Chase remembers he was thrilled to see just how much the younger surfers had improved when he came home in Montauk in early October.

“I came back and all these little kids were ripping,” he exclaims. “This is the summer when all the kids really grew into their own I guess.”

When it’s suggested that it might not be a coincidence, that maybe what he and Chloe, Tucker and Noah have been exemplifying, including the notoriety they’ve picked up online, including the way their successes have been embraced by the entire town and most likely have had an osmosis effect, he says he was glad to be the face of that kind of inspiration for the next generation.

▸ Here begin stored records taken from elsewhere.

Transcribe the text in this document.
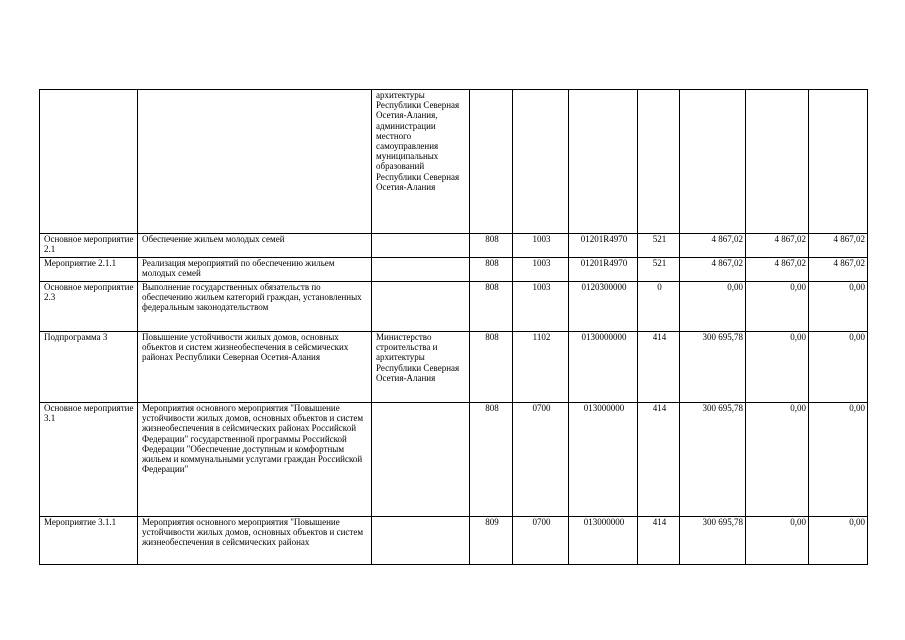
		архитектуры Республики Северная Осетия-Алания, администрации местного самоуправления муниципальных образований Республики Северная Осетия-Алания							
Основное мероприятие 2.1	Обеспечение жильем молодых семей		808	1003	01201R4970	521	4 867,02	4 867,02	4 867,02
Мероприятие 2.1.1	Реализация мероприятий по обеспечению жильем молодых семей		808	1003	01201R4970	521	4 867,02	4 867,02	4 867,02
Основное мероприятие 2.3	Выполнение государственных обязательств по обеспечению жильем категорий граждан, установленных федеральным законодательством		808	1003	0120300000	0	0,00	0,00	0,00
Подпрограмма 3	Повышение устойчивости жилых домов, основных объектов и систем жизнеобеспечения в сейсмических районах Республики Северная Осетия-Алания	Министерство строительства и архитектуры Республики Северная Осетия-Алания	808	1102	0130000000	414	300 695,78	0,00	0,00
Основное мероприятие 3.1	Мероприятия основного мероприятия "Повышение устойчивости жилых домов, основных объектов и систем жизнеобеспечения в сейсмических районах Российской Федерации" государственной программы Российской Федерации "Обеспечение доступным и комфортным жильем и коммунальными услугами граждан Российской Федерации"		808	0700	013000000	414	300 695,78	0,00	0,00
Мероприятие 3.1.1	Мероприятия основного мероприятия "Повышение устойчивости жилых домов, основных объектов и систем жизнеобеспечения в сейсмических районах		809	0700	013000000	414	300 695,78	0,00	0,00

“When they see me on the screen and then see me come back home, they can say, I know him, and they can relate to the journey,” he says. “They can see themselves being out there one day, and think, maybe I can do that.”

Lieder soaks it all in when he’s home, but always makes time to prioritize what matters most, including spending time with his family, his friends, and his dog, and of course surfing at Ditch. 

And while California can still lay claim to being the surf capital of the country, even as Montauk does its underdog best to nip at the west coast’s heels, Lieder also finds time to savor something California can never live up to: Goldberg’s Bagels on the Napeague Strip, and New York pizza from Sausages in Montauk.